Reactive oxygen species mediate high glucose-induced plasminogen activator inhibitor-1 up-regulation in mesangial cells and in diabetic kidney.

Background: Plasminogen activator inhibitor-1 (PAI-1) plays an important role in remodeling of extracellular matrix (ECM) in the glomeruli. PAI-1 is up-regulated by high glucose and is overexpressed in diabetic kidney. Since reactive oxygen species (ROS) mediate ECM accumulation in diabetic glomeruli and was recently found to mediate transforming growth factor-beta1 (TGF-beta1)-induced PAI-1 up-regulation in glomerular mesangial cells, we examined the role of ROS in high glucose-induced PAI-1 expression in cultured glomerular mesangial cells and in streptozotocin-induced diabetic rat glomeruli.

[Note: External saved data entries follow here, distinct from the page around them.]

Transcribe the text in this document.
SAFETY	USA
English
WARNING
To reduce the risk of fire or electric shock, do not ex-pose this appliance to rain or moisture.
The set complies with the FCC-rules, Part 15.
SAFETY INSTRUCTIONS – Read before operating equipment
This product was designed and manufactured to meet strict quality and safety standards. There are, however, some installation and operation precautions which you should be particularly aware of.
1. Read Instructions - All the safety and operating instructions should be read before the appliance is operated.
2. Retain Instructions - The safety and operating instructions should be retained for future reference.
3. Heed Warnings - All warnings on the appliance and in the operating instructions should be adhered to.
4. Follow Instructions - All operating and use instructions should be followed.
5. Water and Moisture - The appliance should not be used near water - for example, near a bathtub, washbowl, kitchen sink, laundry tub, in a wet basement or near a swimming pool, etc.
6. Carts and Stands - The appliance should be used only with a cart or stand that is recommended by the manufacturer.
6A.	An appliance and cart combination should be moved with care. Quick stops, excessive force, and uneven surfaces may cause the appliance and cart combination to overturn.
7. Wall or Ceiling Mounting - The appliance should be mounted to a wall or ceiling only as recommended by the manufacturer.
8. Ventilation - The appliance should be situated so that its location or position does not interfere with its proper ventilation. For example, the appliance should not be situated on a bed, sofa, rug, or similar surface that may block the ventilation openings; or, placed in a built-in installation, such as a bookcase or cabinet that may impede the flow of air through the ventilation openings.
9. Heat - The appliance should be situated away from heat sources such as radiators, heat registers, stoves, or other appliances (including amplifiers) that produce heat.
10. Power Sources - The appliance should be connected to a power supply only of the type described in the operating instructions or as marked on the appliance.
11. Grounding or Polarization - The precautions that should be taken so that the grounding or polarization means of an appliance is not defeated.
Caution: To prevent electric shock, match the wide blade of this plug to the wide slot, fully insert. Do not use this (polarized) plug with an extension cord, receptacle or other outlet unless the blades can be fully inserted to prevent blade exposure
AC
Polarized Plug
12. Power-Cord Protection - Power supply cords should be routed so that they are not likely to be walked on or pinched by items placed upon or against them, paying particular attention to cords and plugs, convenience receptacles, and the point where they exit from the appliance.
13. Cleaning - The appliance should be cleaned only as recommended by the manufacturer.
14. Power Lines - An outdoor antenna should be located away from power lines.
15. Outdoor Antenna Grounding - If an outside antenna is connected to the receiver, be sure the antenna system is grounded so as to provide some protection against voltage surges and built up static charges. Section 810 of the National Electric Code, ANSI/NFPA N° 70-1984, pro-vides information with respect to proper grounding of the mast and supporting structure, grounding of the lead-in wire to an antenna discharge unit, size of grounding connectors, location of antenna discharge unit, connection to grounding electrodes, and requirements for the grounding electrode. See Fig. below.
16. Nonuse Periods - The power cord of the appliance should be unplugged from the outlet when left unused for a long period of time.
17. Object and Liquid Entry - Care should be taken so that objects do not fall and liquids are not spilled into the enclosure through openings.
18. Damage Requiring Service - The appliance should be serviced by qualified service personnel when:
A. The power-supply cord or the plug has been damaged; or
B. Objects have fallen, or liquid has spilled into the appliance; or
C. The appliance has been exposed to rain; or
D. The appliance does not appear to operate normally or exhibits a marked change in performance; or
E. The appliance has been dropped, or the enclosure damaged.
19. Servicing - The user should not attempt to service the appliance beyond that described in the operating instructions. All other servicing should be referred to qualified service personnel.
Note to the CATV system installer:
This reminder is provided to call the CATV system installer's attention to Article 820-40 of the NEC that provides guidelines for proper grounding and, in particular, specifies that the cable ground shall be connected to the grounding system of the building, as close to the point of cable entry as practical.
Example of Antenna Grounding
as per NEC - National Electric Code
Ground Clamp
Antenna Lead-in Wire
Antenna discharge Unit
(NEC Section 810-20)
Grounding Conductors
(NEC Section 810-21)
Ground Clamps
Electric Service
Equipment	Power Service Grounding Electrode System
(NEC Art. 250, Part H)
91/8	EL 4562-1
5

Methods: Growth arrested and synchronized primary rat mesangial cells were treated with different concentrations of glucose in the presence or absence of N-acetylcysteine (NAC) or trolox, or after cellular reduced form of glutathione (GSH) depleted with DL-buthionine-(S,R)-sulfoximine (BSO). Taurine was administered to diabetic rats from 2 days to 4 weeks after streptozotocin injection. Urinary protein excretion, glomerular volume, and fractional mesangial area were measured as markers of renal injury and lipid peroxide (LPO) as an oxidative stress marker. PAI-1 mRNA expression was measured by Northern blot analysis in mesangial cells and reverse transcription-polymerase chain reaction (RT-PCR) in glomeruli, PAI-1 protein by Western blot analysis and enzyme-linked immunosorbent assay (ELISA), and plasmin activity by fluorometry.

Results: High glucose significantly increased PAI-1 mRNA and protein expression and decreased plasmin activity in mesangial cells. Equimolar concentrations of l-glucose or mannitol did not affect PAI-1 expression. BSO pretreatment significantly increased basal PAI-1 expression and amplified the response to high glucose. NAC effectively inhibited high glucose-induced, but not basal, PAI-1 expression. Reduced plasmin activity in mesangial cells by high glucose was rescued by antioxidants. Anti-TGF-beta antibody inhibited both high glucose- and H(2)O(2)-induced PAI-1 up-regulation. Taurine significantly reduced plasma LPO, glomerular PAI-1 expression, glomerular volume, fractional mesangial area, and proteinuria in streptozotocin-induced diabetic rats.

Conclusion: These results demonstrate that ROS mediate high glucose-induced up-regulation of PAI-1 expression in cultured mesangial cells and in diabetic glomeruli. Since both high glucose and TGF-beta1 induce cellular ROS and ROS mediate both high glucose- and TGF-beta1-induced PAI-1, ROS appear to amplify TGF-beta1 signaling in high glucose-induced PAI-1 up-regulation. Antioxidants can prevent accumulation of ECM protein in diabetic glomeruli partly by abrogating up-regulation of PAI-1 and suppression of plasmin activity.